Although I’ve been back in Rome for nearly a week now and am settling into some semblance of a daily routine, I’m still slowly transcribing the scribbled notes from my notebook and posting them here. This is the second part of my four-part trip around Italy and France…
By the time the train screeches to a stop in Riomaggiore, the first of the Cinque Terre’s five tiny villages, I can feel the heat and humidity pressing in on me like a hot washcloth held over my face. The Mediterranean sparkles, turquoise and tempting, next to the train tracks, and for a moment I’m tempted to fling myself over the low stone wall and into the water.
This is the part of Italy I hadn’t mentally prepared myself for: the heat, the humidity, and the fact that the entire town – all the towns in the region, for that matter – are perched on hillsides and cascading over cliffs, which translates to main streets steep enough to qualify as mountains and side streets disguising themselves as twisting stone staircases. The Cinque Terre is Italy’s equivalent to the Stairmaster: Cruel while you’re moving, rewarding at the end.

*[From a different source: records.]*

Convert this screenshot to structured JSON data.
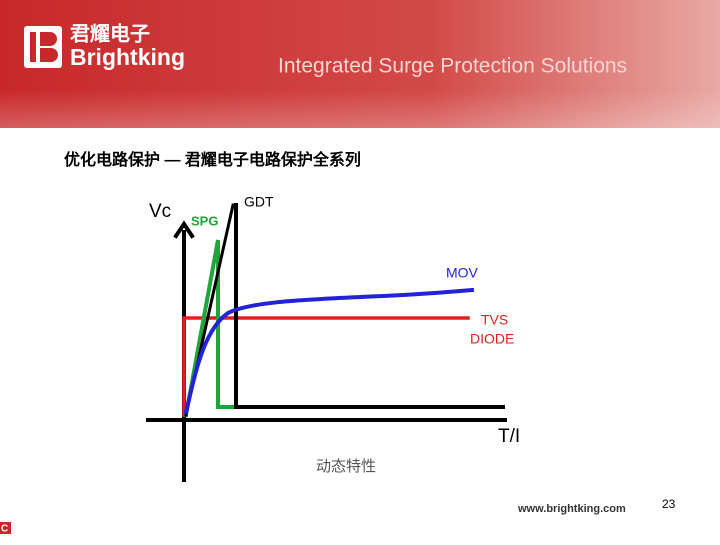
{
  "header": {
    "logo_cn": "君耀电子",
    "logo_en": "Brightking",
    "tagline": "Integrated Surge Protection Solutions"
  },
  "slide_title": "优化电路保护 — 君耀电子电路保护全系列",
  "diagram": {
    "y_axis_label": "Vc",
    "x_axis_label": "T/I",
    "caption": "动态特性",
    "curves": {
      "spg": "SPG",
      "gdt": "GDT",
      "mov": "MOV",
      "tvs_line1": "TVS",
      "tvs_line2": "DIODE"
    }
  },
  "footer": {
    "website": "www.brightking.com",
    "page_number": "23",
    "corner_icon": "C"
  }
}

Here is how to get the most picture-perfect, postcard-worthy view of Riomaggiore: First, put on your bathing suit. Make your way down to the small harbour, past the restaurants, past the colourful rows of fishing boats lined up along the edge of the street, and off to the side, to the massive black rock where sunbathers lay their towels in a patchwork of bright fabric and bronzed skin, and where the local teenagers show off to each other by performing increasingly daring backflips into the sea. From here, carefully climb down the side of the rock and into the water – it will seem, all at once, both warmer and colder than you expect it to be – and swim out into the harbour so that your back is to the Mediterranean and the village rises up all around you.
From here, low in the water and floating effortlessly, the colours of the buildings seem brighter, the sunlight more intense, the vineyards in the nearby hillsides even greener. This view, this little slice of village and mountain and ocean, is one of the most beautiful sights you’ll ever lay your eyes on.
One day at noon, my mom and I buy a container of freshly made pesto sauce, a sizeable wedge of Parmigiano Reggiano, a loaf of focaccia bread and a pile of thinly sliced cured meat called coppa. We take this, along with a bottle of wine, some fruit and a slab of torta di nocci – nut cake – down to the harbour and eat it sitting at what appears to be a stone bench directly next to the ocean but turns out to be a small and very active dock for fishing boats. As we’re eating, several boats pull up directly in front of us, people disembark, a bucket of fish is handed up to the shore, and more fishermen arrive. They eye the picnic with a combination of suspicion and approval: We may have bought good ingredients, but no Italian would likely be caught dipping a wedge of parmesan cheese directly into a tub of pesto, then taking a bite of it.